Anyone else having a problem ? This update fails repeatedy to instal via Windows Update. I have successfully installed the 
System Update Readiness Tool for Windows 7 for x64-based Systems (KB947821) [February 2011] and run the hotfix. I have also run the "fixit" routines and allegedly repaired all of the MS Update "problems" but still the service pack update fails ....


----------



## ccurts (Feb 27, 2011)

Yes, I had the same problem. I bypassed all the operating system's methods to upgrade and went to microsoft.com through IE8 as though I was a 'customer' looking through support for the first time. By downloading the SP from that location, I rebooted (just to be sure I had a clean session), then installed the SP. No problem since then. Unsure why this method worked and the OS update and automated methods did not, or if it was a fluke that it worked for me.


----------



## MCROZ (Jan 1, 2003)

Thanks - might try that ... I was about to download it direct, bypassing update, but using that route it offered multiple download files and advised not to do it that way for a single PC .....but if that's the only way to do it ... might be worth it. All other updates have installed OK but I noticed the readiness tool update had been released specifically because there were problems with the service pack update ...!


----------



## MCROZ (Jan 1, 2003)

Tried everything - still won't install. Doing it outside Windows Update takes many many many minutes and then fails with 

ERROR_SYS_COMPONENT_STORE_CORRUPT(0x80073712)

Seems to be a known problem which is why MS presumably released the System Update Readiness Tool - but the related hotfix that provides doesn't make any difference - nether does "repairing" Update using any obvious method including the MS "fixit" button and the troubleshooter within control panel - both apparanetly identify problems and repair or fix them but still not ability to instal the SP.

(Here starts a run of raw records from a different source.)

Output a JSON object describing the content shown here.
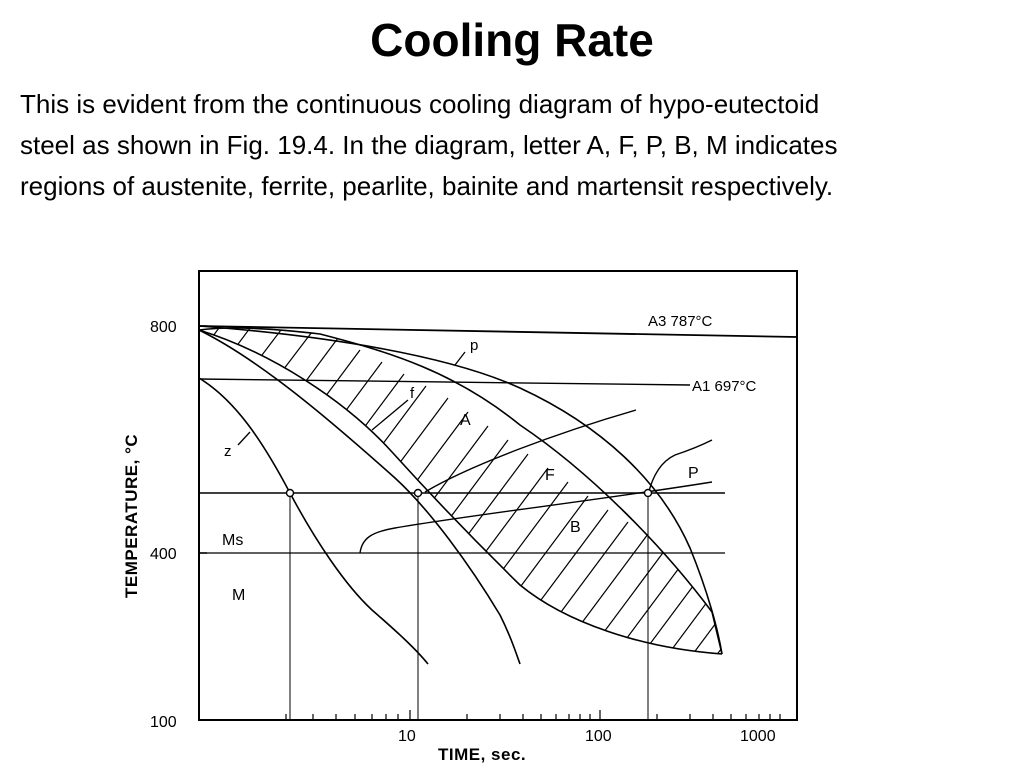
{
  "slide": {
    "title": "Cooling Rate",
    "body_lines": [
      "This is evident from the continuous cooling diagram of hypo-eutectoid",
      "steel as shown in Fig. 19.4. In the diagram, letter A, F, P, B, M indicates",
      "regions of austenite, ferrite, pearlite, bainite and martensit respectively."
    ]
  },
  "diagram": {
    "y_axis_title": "TEMPERATURE, °C",
    "x_axis_title": "TIME, sec.",
    "y_ticks": [
      "800",
      "400",
      "100"
    ],
    "x_ticks": [
      "10",
      "100",
      "1000"
    ],
    "lines": {
      "a3": "A3 787°C",
      "a1": "A1 697°C"
    },
    "regions": {
      "austenite": "A",
      "ferrite": "F",
      "pearlite": "P",
      "bainite": "B",
      "ms": "Ms",
      "martensite": "M"
    },
    "curve_labels": {
      "z": "z",
      "f": "f",
      "p": "p"
    },
    "x_scale": "log"
  }
}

I have seen suggestions elsewhere that the ultimate "fix" is to reinstal Windows - oh yes ha ha very funny and no way I am about to do that.

I prefer to ignore the servicepack at this point..if it ain't broken etc etc .....

Interested in any other folks experiences with this one....


----------



## TerryNet (Mar 23, 2005)

> Interested in any other folks experiences with this one....


I use Windows Update "notify me when update is available." No trouble--except for one self-induced glitch--installing SP1 on 2 systems (one 64-bit) plus two virtual machine guest systems.


----------



## MCROZ (Jan 1, 2003)

MS Security Essentials runing full time. I have Spybot but I only run it periodically.


----------



## TerryNet (Mar 23, 2005)

Spybot implies you may have Teatimer running all the time. I do not trust it (not malicious, it just seems to mess up too much). I stopped using Spybot Search & Destroy 'cause I got tired of uninstalling Teatimer.


----------



## MCROZ (Jan 1, 2003)

OK - so if I uninstall Spybot will that also uninstall teatimer ? You are right - seems teatimer is running (according to task manager) even if I'm not running a spybot check ....


----------



## TerryNet (Mar 23, 2005)

I didn't realize that we were in tirta's thread, so I moved the above 3 posts over here. It was too long ago for my feeble mind to remember, but I'm pretty sure I uninstalled Teatimer by itself. See if it has an entry in Programs and Features.

For those who may be confused by the sudden change in direction I had asked (in the other person's thread) about security applications and had hypothesized that one may be interfering with SP1 installation. The OP hasn't responded, but MCROZ did, and that's how we got to this point.


----------